Dass Orban kein netter Mensch ist, lässt sich nicht bestreiten – einerseits. Andererseits ist der halbjährige Wechsel im Ratsvorsitz, bei dem jeder mal dran kommt, lange geübte Praxis. (Ist das eigentlich “gesetzlich” festgelegt?) Wenn jetzt eine EU-Ratsvorsitz-Cancel-Culture einführt, stellt sich natürlich sehr schnell die Frage “Was sind die Kriterien, nach denen ein Land ge-cancelled werden darf?”
– Bockigkeit? Da gäbe es neben Ungarn auch noch andere.
– Verstösse gegen die Rechtsstaatlichkeit? Dann darf Polen auch nicht mehr vorsitzen.
– Beihilfe zum Steuerbetrug? Dann sind Malta, Irland, Niederlande, Luxemburg, … außen vor.
– Zu hohe Staatsverschuldung? Da würde die Liste lang werden.
– …
Eine Lex-Budapest “Weil uns die außenpolitische Linie Ungarns in den letzten 12 Monaten nicht gefallen hat, …” klingt arg willkürlich.
Hekla
2. Juni 2023 @ 08:35
Merkwürdig: als Ungarn im Sommer 1989 die Grenze für die Tausenden von DDR-Bürgern aufgemacht hat, die unter unwürdigsten Bedingungen in Ungarn festsaßen und nur so in den Westen konnten, hat sich niemand darüber beschwert, dass sich Ungarn nicht an geltende Regeln hält und sich nicht exakt so verhält, wie alle anderen Ostblockstaaten – und das Öffnen der Grenze war ein Regelbruch von historischen Dimensionen. Wie Ungarn damals dafür gerade von Deutschland gelobt wurde… nun scheint Deutschland komplett vergessen zu haben, welches Land den ersten Grundstein für die deutsche Wiedervereinigung gelegt hat.

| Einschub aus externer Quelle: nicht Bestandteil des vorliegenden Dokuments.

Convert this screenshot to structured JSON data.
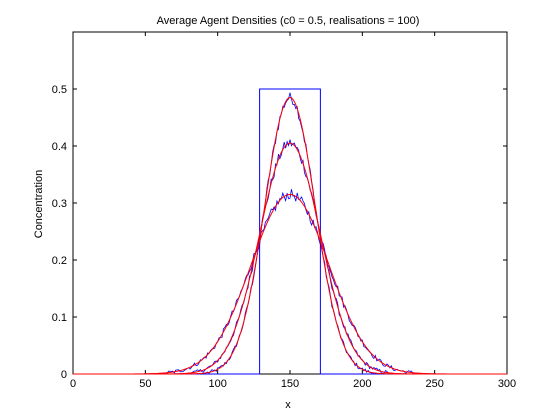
{
  "chart_data": {
    "type": "line",
    "title": "Average Agent Densities (c0 = 0.5, realisations = 100)",
    "xlabel": "x",
    "ylabel": "Concentration",
    "xlim": [
      0,
      300
    ],
    "ylim": [
      0,
      0.6
    ],
    "xticks": [
      "0",
      "50",
      "100",
      "150",
      "200",
      "250",
      "300"
    ],
    "yticks": [
      "0",
      "0.1",
      "0.2",
      "0.3",
      "0.4",
      "0.5"
    ],
    "grid": false,
    "legend": null,
    "colors": {
      "simulation": "#0000ff",
      "continuum": "#ff0000",
      "axes": "#000000"
    },
    "initial_condition": {
      "color": "#0000ff",
      "x": [
        0,
        129,
        129,
        171,
        171,
        300
      ],
      "y": [
        0,
        0,
        0.5,
        0.5,
        0,
        0
      ]
    },
    "profiles": [
      {
        "center": 150,
        "sigma": 17.5,
        "amplitude": 0.485
      },
      {
        "center": 150,
        "sigma": 21.0,
        "amplitude": 0.405
      },
      {
        "center": 150,
        "sigma": 27.0,
        "amplitude": 0.315
      }
    ]
  }
}
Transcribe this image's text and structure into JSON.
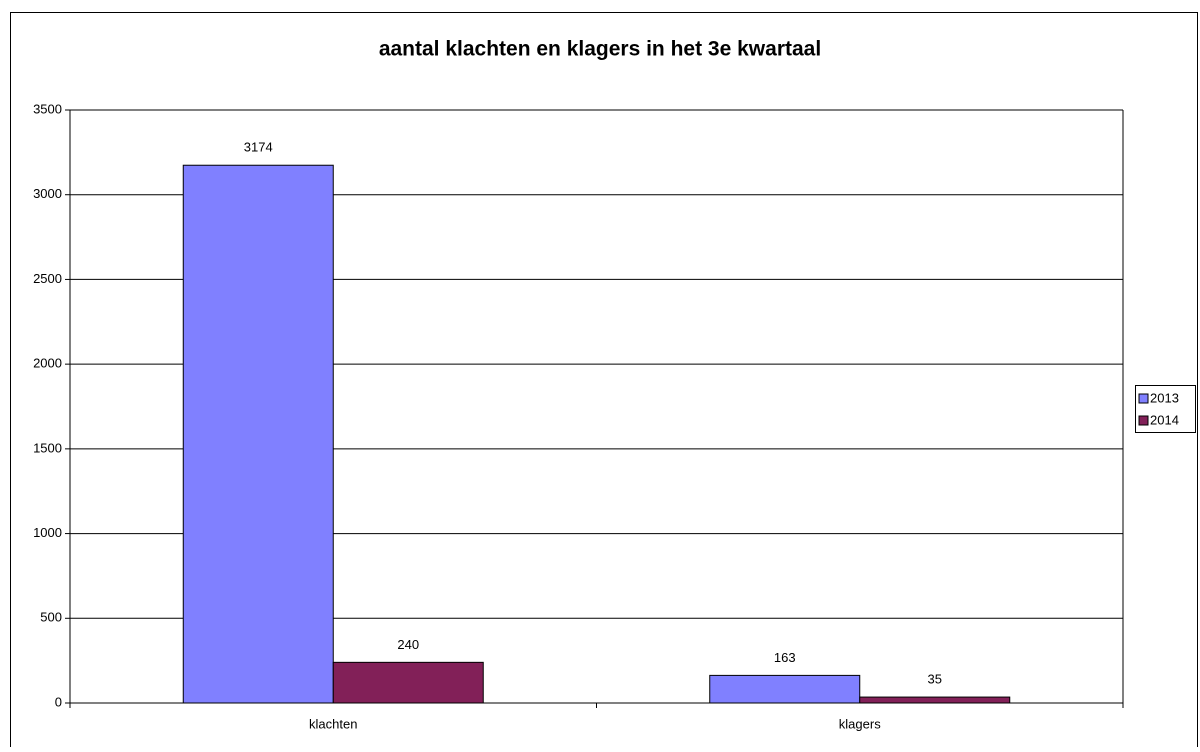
{
  "chart_data": {
    "type": "bar",
    "title": "aantal klachten en klagers in het 3e kwartaal",
    "categories": [
      "klachten",
      "klagers"
    ],
    "series": [
      {
        "name": "2013",
        "color": "#8080ff",
        "values": [
          3174,
          163
        ]
      },
      {
        "name": "2014",
        "color": "#822058",
        "values": [
          240,
          35
        ]
      }
    ],
    "ylim": [
      0,
      3500
    ],
    "yticks": [
      0,
      500,
      1000,
      1500,
      2000,
      2500,
      3000,
      3500
    ],
    "grid": true,
    "legend": "right"
  }
}
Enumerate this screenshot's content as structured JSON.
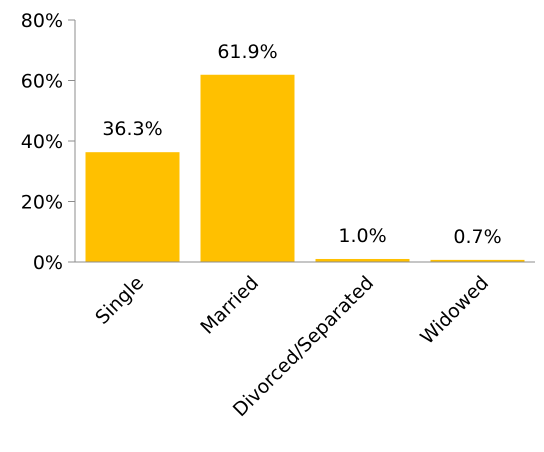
{
  "chart_data": {
    "type": "bar",
    "categories": [
      "Single",
      "Married",
      "Divorced/Separated",
      "Widowed"
    ],
    "values": [
      36.3,
      61.9,
      1.0,
      0.7
    ],
    "data_labels": [
      "36.3%",
      "61.9%",
      "1.0%",
      "0.7%"
    ],
    "y_ticks": [
      0,
      20,
      40,
      60,
      80
    ],
    "y_tick_labels": [
      "0%",
      "20%",
      "40%",
      "60%",
      "80%"
    ],
    "ylim": [
      0,
      80
    ],
    "grid": false,
    "legend": "none",
    "bar_color": "#FFC000",
    "axis_color": "#8C8C8C"
  }
}
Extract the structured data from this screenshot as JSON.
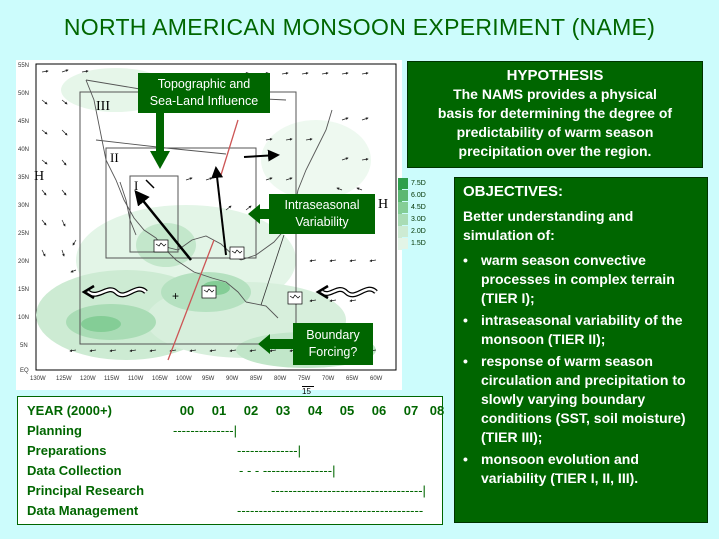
{
  "title": "NORTH AMERICAN MONSOON EXPERIMENT (NAME)",
  "hypothesis": {
    "heading": "HYPOTHESIS",
    "lines": [
      "The NAMS provides a physical",
      "basis for determining the degree of",
      "predictability of warm season",
      "precipitation over the region."
    ]
  },
  "objectives": {
    "heading": "OBJECTIVES:",
    "intro": "Better understanding and simulation of:",
    "items": [
      "warm season convective processes in complex terrain (TIER I);",
      "intraseasonal variability of the monsoon (TIER II);",
      "response of warm season circulation and precipitation to slowly varying boundary conditions (SST, soil moisture) (TIER III);",
      "monsoon evolution and variability (TIER I, II, III)."
    ]
  },
  "map": {
    "callouts": {
      "topographic": [
        "Topographic and",
        "Sea-Land Influence"
      ],
      "intraseasonal": [
        "Intraseasonal",
        "Variability"
      ],
      "boundary": [
        "Boundary",
        "Forcing?"
      ]
    },
    "tier_labels": [
      "III",
      "II",
      "I"
    ],
    "h_labels": [
      "H",
      "H"
    ],
    "legend": [
      "7.5D",
      "6.0D",
      "4.5D",
      "3.0D",
      "2.0D",
      "1.5D"
    ],
    "lat_labels": [
      "55N",
      "50N",
      "45N",
      "40N",
      "35N",
      "30N",
      "25N",
      "20N",
      "15N",
      "10N",
      "5N",
      "EQ"
    ],
    "lon_labels": [
      "130W",
      "125W",
      "120W",
      "115W",
      "110W",
      "105W",
      "100W",
      "95W",
      "90W",
      "85W",
      "80W",
      "75W",
      "70W",
      "65W",
      "60W"
    ],
    "scale_vector": "15"
  },
  "schedule": {
    "year_label": "YEAR (2000+)",
    "years": [
      "00",
      "01",
      "02",
      "03",
      "04",
      "05",
      "06",
      "07",
      "08"
    ],
    "rows": [
      {
        "label": "Planning",
        "bar": "--------------|"
      },
      {
        "label": "Preparations",
        "bar": "--------------|"
      },
      {
        "label": "Data Collection",
        "bar": "- - - ----------------|"
      },
      {
        "label": "Principal Research",
        "bar": "-----------------------------------|"
      },
      {
        "label": "Data Management",
        "bar": "-------------------------------------------"
      }
    ]
  }
}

Ich lese regelmäßig die ungarische Presse und ja: in Ungarn wird es allgemein so gesehen, so empfunden, dass das Land der Paria der EU ist. Ungarn ist ein vollwertiges EU-Mitglied, mit allen entsprechenden Pflichten und Rechten. Sollte das Land gegen Grundwerte verstoßen, dann muss das im Rahmen der dafür vorgesehenen Verfahren geahndet werden. Aber das Blockieren von Beschlüssen z.B. und der Versuch, eigene politischen Vorstellungen zu behaupten, dürfte nach rechtsstaatlichen Gesichtspunkten ein völlig legitimer Vorgang sein und unter der von der EU sonst propagierten Vielfalt der Staaten subsumiert werden. Die EU tut sich selbst keinen Gefallen damit, ein vollwertiges EU-Mitglied derart repressiv und undemokratisch zu behandeln – wenn gleichzeitig das Nichtmitglied und in jeder Hinsicht gescheiterter Staat Ukraine zum demokratischen Vorbild erhoben wird. Hier tut sich ein Abgrund an Glaubwürdigkeitsdefizit auf.